Furthermore, modern methods of choroid imaging are also proving to be useful in understanding many of the long-known retinal conditions. There are multiple reports of choroidal thickness measurements using EDI-OCT and SS-OCT during anti-VEGF treatment in a number of chorioretinal diseases (AMD, PCV, CSC, diabetic macular edema) [40-43]. In the case of exudative AMD, these measurements may be of significance as a potential prognostic factor of the disease course [44], as well as an indicator of CNV activity [45]. In addition, OCTA enables precise assessment of the morphology and extent of the neovascular membrane in the exudative AMD or secondary to other causes (e.g. pathologic myopia, CSC, uveitis), as well as its changes after intravitreal injections [31]. Moreover, it has the potential for detection of neovascular complexes in non-exudative cases of AMD, which would be difficult to detect using SD-OCT or FA, and thus contri­butes to a more effective and closer follow-up [31].
Assessment of choriocapillaris flow is used in dry AMD to determine the extent of atrophy and choroidal vasculature changes [46]. High hopes are also associated with the use of OCT-A for the quantification of the FAZ and non-perfused areas in the early diagnosis of diabetic patients with minimal or no diabetic retinopathy [31].
Choroidal visualization has turned out to be a useful way to assess the severity of the inflammation in the posterior pole and a non-invasive method of treatment response monitoring.

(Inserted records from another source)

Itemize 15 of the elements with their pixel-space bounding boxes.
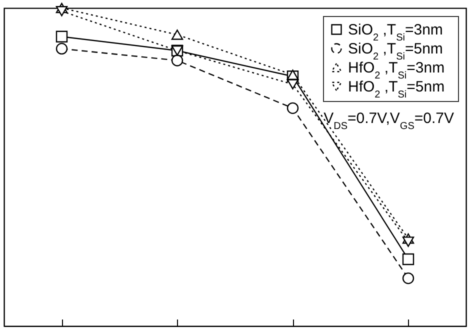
point <box>286 79 299 90</box>
legend-label: SiO$_{2}$ ,T$_{Si}$=3nm <box>348 22 443 43</box>
legend-label: SiO$_{2}$ ,T$_{Si}$=5nm <box>348 40 443 62</box>
annotation: V$_{DS}$=0.7V,V$_{GS}$=0.7V <box>324 110 454 132</box>
point <box>286 102 299 114</box>
point <box>56 42 68 55</box>
point <box>56 6 68 16</box>
point <box>402 253 414 266</box>
point <box>171 54 184 66</box>
point <box>56 30 68 42</box>
point <box>402 272 414 284</box>
point <box>402 236 414 247</box>
point <box>171 30 184 40</box>
legend-label: HfO$_{2}$ ,T$_{Si}$=3nm <box>348 60 445 81</box>
legend-label: HfO$_{2}$ ,T$_{Si}$=5nm <box>348 78 445 100</box>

Transiently increased choroidal thickness has been reported in the acute stages of several posterior uveitis such as Vogt-Koyanagi-Harada disease, multiple evanescent white dot syndrome and multifocal choroiditis [47]. OCT-A is emerging as a particularly valuable tool in distinguishing between active inflammatory lesions, active vascular lesions and inactive fibrotic lesions, and potentially improving our understanding of the pathophysiology of these diseases as well as their follow-up and management [48].

CONCLUSIONS

The new choroid imaging methods described above have proven to be very useful in the imaging of chorioretinal pathology, both in clinical use and in improving our understanding of the pathogenesis and evolution of retinal diseases. Their further in vivo applications are still being investigated. Although technological development is still ongoing, thanks to the increasing availability, utility and non-invasive nature, EDI-OCT, SS-OCT and OCT-A have already become important tools in standard eye care.

DISCLOSURE

The authors declare no conflict of interest.